I thought of Keats’s letter when reading Greg Gerke’s brilliant book of essays, See What I See (Zerogram Press, $19.95, 296 pp.). Like Keats, Gerke sees life aesthetically and art existentially. “If some people live vicariously through others,” he writes, “other people live through art.” Gerke has no time for art as sociology or writing as Take Factory. He wants something more, something better: “The overriding ‘aliveness’ of a work of art, how it keeps speaking after time has gone by, is the only thing it owes.” How do we know if a text is alive? To channel one of Gerke’s favorite writers, Wallace Stevens, it must be abstract (that is, it must not simply reflect reality but find a form for it); it must change (of Stevens, Gerke writes, “He goes on, he goes around. A poet, in the guise of a blackbird or river, always moving”); and it must, above all, give pleasure. Gerke loves the late, great William Gass, and his criticism displays a Gass-like attention to language’s sensuousness, its smell and taste and sound. Gerke writes with style, and he demands that others do, too. As he puts it, “If you don’t have music, no-one will listen, or at least they won’t listen very hard.”

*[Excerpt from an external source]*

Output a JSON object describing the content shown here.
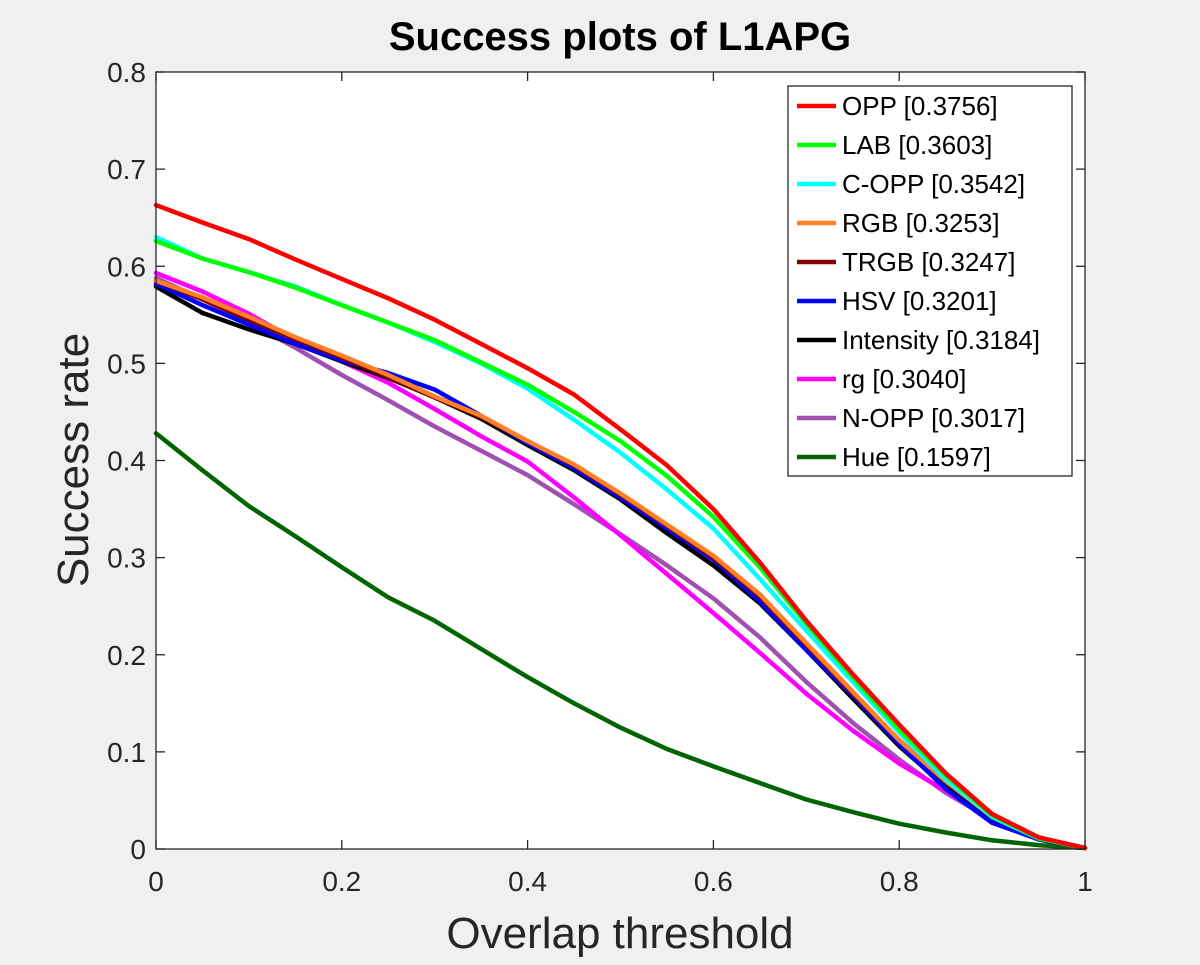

Gerke is wary of much writing that goes by the name of criticism. In seeking a quasi-scientific objectivity that is soul-crushing to read and impossible to achieve anyway, such writing forgets why we come to art in the first place: to enable an encounter that might, in some way, change us. In one essay, Gerke describes a post-college friendship with a man ten years older. The pairing was unlikely: “A Catholic Midwesterner and a Jewish New Yorker. Two people who looked like Abbott and Costello together, just with less weight on our bodies.” This friendship emerged from a running conversation about art: the fiction of Paula Fox, the films of Stanley Kubrick, the music of Thelonius Monk. “We’d insert ourselves in the story,” Gerke writes, “even if we didn’t mean to; that is, we did with literature what it can rarely do for young people studying it in school—play life experience both against and within it.” One pleasure to be found in See What I See is this sense of art as something we live against and within. As he writes, “Though it is frozen in time, art makes different appeals to our different ages. Without it, how could I make better sense of what informs my choices?” In a recent essay, the New Yorker’s art critic Peter Schjeldahl described how the privacy of aesthetic encounter leads to the intimacy of conversation: “We look at paintings, which are specific objects in specific places, as individuals, alone. We may then turn, with excitement or anxiety, to others in the hope of having our responses confirmed. Those conversations are the test of any art’s cultural vitality.” Gerke, whether talking about Gertrude Stein or Patrick White, generates interesting critical conversations and so helps keep his beloved texts alive. At one point, he writes, “It is a deep and probably inextinguishable, but elementary, tragedy when you can’t talk about the things you love with the people you love.” But what joy when you can.